#Logistic Regression | Assignment

1. What is Logistic Regression, and how does it differ from Linear
Regression?
  - Logistic Regression is a supervised machine learning algorithm used primarily for classification tasks, where the goal is to predict discrete outcomes such as whether an email is spam or not, or if a customer will make a purchase. Unlike Linear Regression, which predicts continuous numeric values using a linear relationship between input features and the target variable, Logistic Regression predicts the probability that a given input belongs to a particular category. It does this by applying the sigmoid (logistic) function to the linear combination of input features, effectively mapping the output to a range between 0 and 1. This probability is then used to classify the input into classes (e.g., 0 or 1). While Linear Regression uses mean squared error as its loss function, Logistic Regression uses log loss (or cross-entropy loss). The key difference lies in their purpose and output: Linear Regression is used for predicting quantities, whereas Logistic Regression is used for making categorical decisions.

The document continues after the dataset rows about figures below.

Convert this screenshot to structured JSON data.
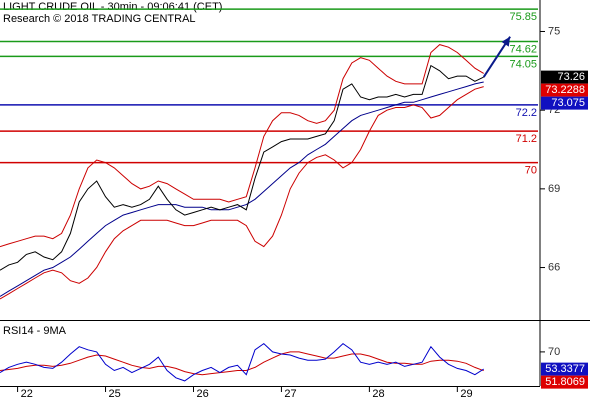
{
  "chart_data": [
    {
      "type": "line",
      "title": "LIGHT CRUDE OIL - 30min - 09:06:41 (CET)",
      "subtitle": "Research © 2018 TRADING CENTRAL",
      "x": [
        0,
        1,
        2,
        3,
        4,
        5,
        6,
        7,
        8,
        9,
        10,
        11,
        12,
        13,
        14,
        15,
        16,
        17,
        18,
        19,
        20,
        21,
        22,
        23,
        24,
        25,
        26,
        27,
        28,
        29,
        30,
        31,
        32,
        33,
        34,
        35,
        36,
        37,
        38,
        39,
        40,
        41,
        42,
        43,
        44,
        45,
        46,
        47,
        48,
        49,
        50,
        51,
        52,
        53,
        54,
        55
      ],
      "xlim": [
        0,
        61.4
      ],
      "ylim": [
        64.0,
        76.2
      ],
      "yticks": [
        66,
        69,
        72,
        75
      ],
      "series": [
        {
          "color": "#cc0000",
          "values": [
            66.8,
            66.9,
            67.0,
            67.1,
            67.2,
            67.2,
            67.1,
            67.3,
            68.0,
            69.0,
            69.8,
            70.1,
            70.0,
            69.8,
            69.5,
            69.2,
            69.0,
            69.1,
            69.3,
            69.2,
            69.0,
            68.8,
            68.6,
            68.6,
            68.6,
            68.6,
            68.5,
            68.6,
            68.7,
            69.8,
            71.0,
            71.6,
            71.9,
            71.9,
            71.8,
            71.6,
            71.5,
            71.6,
            72.0,
            73.2,
            73.8,
            74.0,
            73.9,
            73.6,
            73.3,
            73.1,
            73.0,
            73.0,
            73.0,
            74.2,
            74.5,
            74.4,
            74.2,
            73.9,
            73.6,
            73.4
          ]
        },
        {
          "color": "#cc0000",
          "values": [
            64.8,
            65.0,
            65.2,
            65.4,
            65.6,
            65.8,
            65.9,
            65.8,
            65.5,
            65.4,
            65.6,
            66.0,
            66.6,
            67.1,
            67.4,
            67.6,
            67.8,
            67.8,
            67.8,
            67.8,
            67.7,
            67.6,
            67.6,
            67.7,
            67.8,
            67.8,
            67.8,
            67.8,
            67.6,
            67.0,
            66.8,
            67.2,
            68.0,
            69.0,
            69.6,
            70.0,
            70.2,
            70.3,
            70.1,
            69.8,
            70.0,
            70.5,
            71.2,
            71.8,
            72.0,
            72.1,
            72.1,
            72.2,
            72.1,
            71.7,
            71.8,
            72.1,
            72.4,
            72.6,
            72.8,
            72.9
          ]
        },
        {
          "color": "#00008b",
          "values": [
            64.9,
            65.1,
            65.3,
            65.5,
            65.7,
            65.9,
            66.0,
            66.2,
            66.4,
            66.7,
            67.0,
            67.3,
            67.6,
            67.8,
            68.0,
            68.1,
            68.2,
            68.3,
            68.4,
            68.4,
            68.4,
            68.3,
            68.3,
            68.3,
            68.2,
            68.2,
            68.2,
            68.3,
            68.4,
            68.6,
            68.9,
            69.2,
            69.5,
            69.8,
            70.0,
            70.3,
            70.5,
            70.7,
            71.0,
            71.3,
            71.6,
            71.8,
            71.9,
            72.0,
            72.1,
            72.2,
            72.3,
            72.3,
            72.4,
            72.5,
            72.6,
            72.7,
            72.8,
            72.9,
            73.0,
            73.075
          ]
        },
        {
          "color": "#000000",
          "values": [
            65.9,
            66.1,
            66.2,
            66.5,
            66.6,
            66.4,
            66.3,
            66.6,
            67.3,
            68.5,
            69.0,
            69.3,
            68.7,
            68.3,
            68.4,
            68.3,
            68.4,
            68.6,
            69.1,
            68.6,
            68.2,
            68.0,
            68.1,
            68.2,
            68.3,
            68.2,
            68.3,
            68.4,
            68.2,
            69.4,
            70.4,
            70.6,
            70.8,
            70.9,
            70.9,
            70.9,
            71.0,
            71.1,
            71.6,
            72.8,
            73.0,
            72.5,
            72.4,
            72.5,
            72.5,
            72.6,
            72.5,
            72.6,
            72.6,
            73.7,
            73.5,
            73.2,
            73.3,
            73.3,
            73.1,
            73.26
          ]
        }
      ],
      "levels": [
        {
          "value": 75.85,
          "color": "#1a9a1a"
        },
        {
          "value": 74.62,
          "color": "#1a9a1a"
        },
        {
          "value": 74.05,
          "color": "#1a9a1a"
        },
        {
          "value": 72.2,
          "color": "#1010b0"
        },
        {
          "value": 71.2,
          "color": "#d00000"
        },
        {
          "value": 70,
          "color": "#d00000"
        }
      ],
      "markers": [
        {
          "value": 73.26,
          "color": "#000000"
        },
        {
          "value": 73.2288,
          "color": "#dd0000"
        },
        {
          "value": 73.075,
          "color": "#1010c0"
        }
      ],
      "projection": {
        "x": [
          55,
          58
        ],
        "values": [
          73.26,
          74.8
        ],
        "color": "#0a1a8a"
      }
    },
    {
      "type": "line",
      "title": "RSI14 - 9MA",
      "x": [
        0,
        1,
        2,
        3,
        4,
        5,
        6,
        7,
        8,
        9,
        10,
        11,
        12,
        13,
        14,
        15,
        16,
        17,
        18,
        19,
        20,
        21,
        22,
        23,
        24,
        25,
        26,
        27,
        28,
        29,
        30,
        31,
        32,
        33,
        34,
        35,
        36,
        37,
        38,
        39,
        40,
        41,
        42,
        43,
        44,
        45,
        46,
        47,
        48,
        49,
        50,
        51,
        52,
        53,
        54,
        55
      ],
      "xlim": [
        0,
        61.4
      ],
      "ylim": [
        38,
        96
      ],
      "yticks": [
        70
      ],
      "xticks": [
        {
          "value": 2,
          "label": "22"
        },
        {
          "value": 12,
          "label": "25"
        },
        {
          "value": 22,
          "label": "26"
        },
        {
          "value": 32,
          "label": "27"
        },
        {
          "value": 42,
          "label": "28"
        },
        {
          "value": 52,
          "label": "29"
        }
      ],
      "series": [
        {
          "color": "#cc0000",
          "values": [
            52,
            53,
            54,
            56,
            57,
            57,
            56,
            57,
            59,
            62,
            65,
            67,
            66,
            63,
            60,
            57,
            55,
            54,
            56,
            56,
            54,
            51,
            49,
            48,
            49,
            50,
            51,
            52,
            52,
            55,
            60,
            64,
            68,
            70,
            70,
            68,
            66,
            64,
            64,
            66,
            68,
            68,
            66,
            63,
            60,
            59,
            59,
            58,
            58,
            61,
            62,
            62,
            61,
            59,
            55,
            51.8069
          ]
        },
        {
          "color": "#0000cc",
          "values": [
            50,
            55,
            58,
            60,
            58,
            55,
            54,
            60,
            68,
            75,
            72,
            70,
            58,
            52,
            55,
            50,
            54,
            58,
            65,
            52,
            45,
            42,
            48,
            52,
            55,
            50,
            55,
            57,
            48,
            72,
            78,
            70,
            68,
            67,
            64,
            62,
            62,
            63,
            70,
            78,
            72,
            60,
            58,
            60,
            58,
            60,
            56,
            58,
            60,
            75,
            65,
            58,
            54,
            52,
            48,
            53.3377
          ]
        }
      ],
      "markers": [
        {
          "value": 53.3377,
          "color": "#1010c0"
        },
        {
          "value": 51.8069,
          "color": "#dd0000"
        }
      ]
    }
  ]
}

2. Explain the role of the Sigmoid function in Logistic Regression.
   - The sigmoid function in Logistic Regression is used to convert the linear output of the model into a probability value between 0 and 1. Logistic Regression works by computing a weighted sum of the input features (like in linear regression), but since the goal is to classify data into categories—typically 0 or 1—we need to interpret the output as a probability.The sigmoid function, defined as σ(z)= 1/(1+e)−z, takes the linear result
𝑧
z and maps it to a value in the range [0, 1]. This output represents the probability that a given input belongs to the positive class (class 1). If the probability is greater than or equal to 0.5, the model usually classifies the input as class 1; otherwise, it is classified as class 0. Thus, the sigmoid function enables Logistic Regression to make meaningful and interpretable probabilistic predictions.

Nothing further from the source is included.